In response to recent hate incidents on campus, UCSB organizations have banded together for the “Educate to Stop Hate Week,” kicking off the serious discussions with some light banter and tasty grilled chicken.

Yesterday’s barbeque in the Arbor provided 280 students with chicken, mashed potatoes and salad in return for a pledge to create “a community that is hate-free.” The Office of Judicial Affairs and Associated Students Office of the Student Advocate, both sponsors, will continue the campaign throughout the week with various speakers and events.

“We want to help promote awareness and acceptance of diversity on our campus,” event organizer and fourth-year global studies major Jenna Spittler said. “Along with focusing on the hate crimes that have occurred we also want to bring attention to diversity on campus by promoting awareness of groups of different political affiliations, beliefs, customs, ability [or] disability, gender, sex and race.”
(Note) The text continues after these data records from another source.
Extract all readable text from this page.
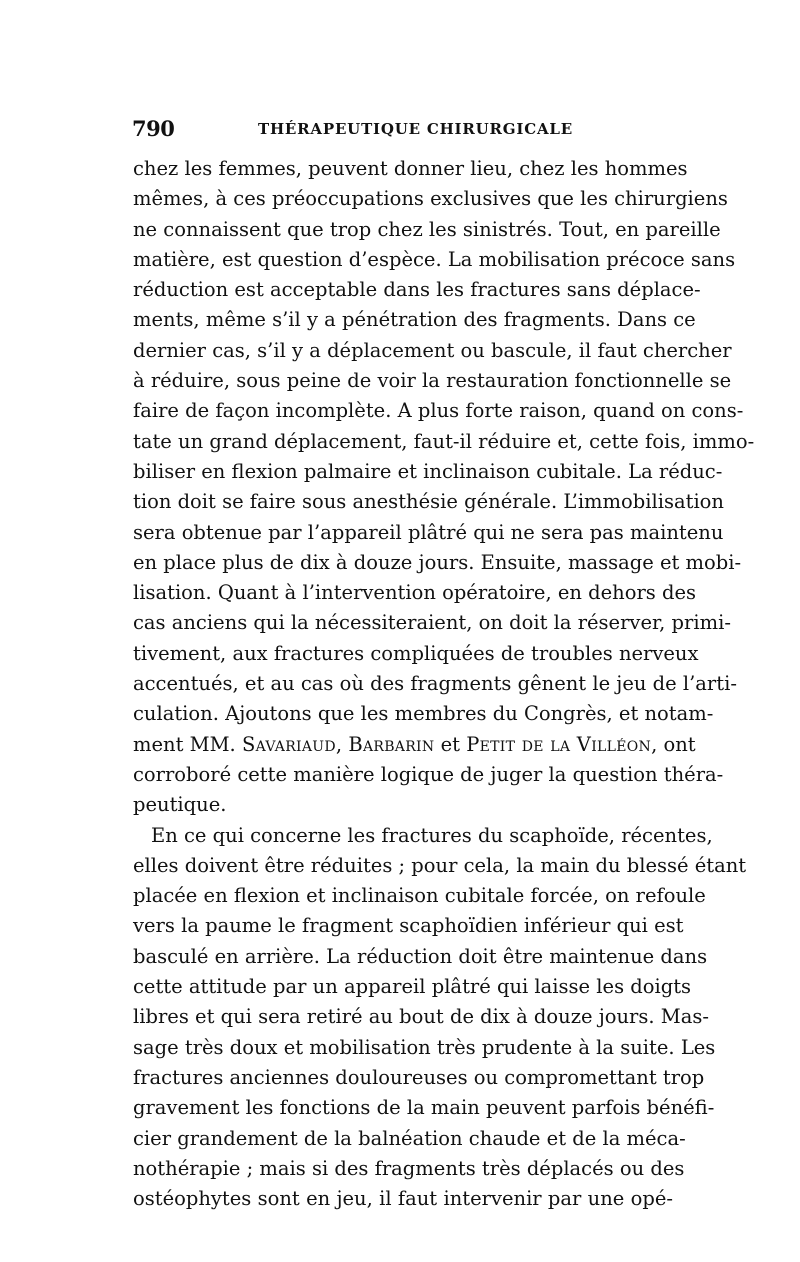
790	THÉRAPEUTIQUE CHIRURGICALE
chez les femmes, peuvent donner lieu, chez les hommes
mêmes, à ces préoccupations exclusives que les chirurgiens
ne connaissent que trop chez les sinistrés. Tout, en pareille
matière, est question d’espèce. La mobilisation précoce sans
réduction est acceptable dans les fractures sans déplace-
ments, même s’il y a pénétration des fragments. Dans ce
dernier cas, s’il y a déplacement ou bascule, il faut chercher
à réduire, sous peine de voir la restauration fonctionnelle se
faire de façon incomplète. A plus forte raison, quand on cons-
tate un grand déplacement, faut-il réduire et, cette fois, immo-
biliser en flexion palmaire et inclinaison cubitale. La réduc-
tion doit se faire sous anesthésie générale. L’immobilisation
sera obtenue par l’appareil plâtré qui ne sera pas maintenu
en place plus de dix à douze jours. Ensuite, massage et mobi-
lisation. Quant à l’intervention opératoire, en dehors des
cas anciens qui la nécessiteraient, on doit la réserver, primi-
tivement, aux fractures compliquées de troubles nerveux
accentués, et au cas où des fragments gênent le jeu de l’arti-
culation. Ajoutons que les membres du Congrès, et notam-
ment MM. Savariaud, Barbarin et Petit de la Villéon, ont
corroboré cette manière logique de juger la question théra-
peutique.
En ce qui concerne les fractures du scaphoïde, récentes,
elles doivent être réduites ; pour cela, la main du blessé étant
placée en flexion et inclinaison cubitale forcée, on refoule
vers la paume le fragment scaphoïdien inférieur qui est
basculé en arrière. La réduction doit être maintenue dans
cette attitude par un appareil plâtré qui laisse les doigts
libres et qui sera retiré au bout de dix à douze jours. Mas-
sage très doux et mobilisation très prudente à la suite. Les
fractures anciennes douloureuses ou compromettant trop
gravement les fonctions de la main peuvent parfois bénéfi-
cier grandement de la balnéation chaude et de la méca-
nothérapie ; mais si des fragments très déplacés ou des
ostéophytes sont en jeu, il faut intervenir par une opé-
Spittler, who is a representative of the Office of Judicial Affairs, said she collaborated with fourth-year law & society major Natalie Herrmann from the Office of the Student Advocate to promote tolerance and acceptance. She said she wanted to spearhead the project as a response to the hate incidents that occurred in campus residence halls earlier this academic year.

Last quarter, racial slurs were scrawled on walls in both San Nicolas and Francisco Torres Residence Halls. The party or parties responsible were not identified.

Funded primarily through A.S. Finance Board, Woody’s BBQ catered the food, all of which disappeared into hungry students’ mouths 45 minutes after delivery. Students also received free t-shirts for signing pledge cards.

While waiting in line, some students discussed hate incidents they had witnessed both on campus and off, and methods for change.

“I think it’s awesome and it will inspire people to combat hate and prejudice,” third-year business-economics major Tyler Patterson said as he stood in line. “I’m planning to wear this t-shirt all week.”

Educate to Stop Hate Week continues tonight at I.V. Theater 2 from 7 to 8 p.m. with a panel of UCSB speakers. Black studies professor Otis Madison, Asian-American Studies professor John S.W. Park and Chueh Jun-Fung, assistant director of Lesbian, Gay, Bisexual, & Transgender Resources, are all scheduled to discuss the effects of hate crimes and the importance of diversity on campus.

The MultiCultural Center will screen “Freedom Never Dies: The Legacy of Harry T. Moore” this coming Wednesday at 6 p.m. The film explores the life of African-American Harry Moore, a distinguished leader and schoolteacher who led a crusade for equal civil rights.

The week will conclude with a night of reggae music presented by A.S. Program Board and the UCen on Friday at 9 p.m. For $5, students can watch Pato Banton, the Expendables, Mystic Roots Band and Rebelution perform at the Hub. Students representing the Educate to Stop Hate Week effort will be present to pass out literature and further promote awareness.

“I hope we can start a tradition of a week-long campaign such as Educate to Stop Hate Week every year,” Spittler said. “The more aware you are of different groups, the more you can learn from them.”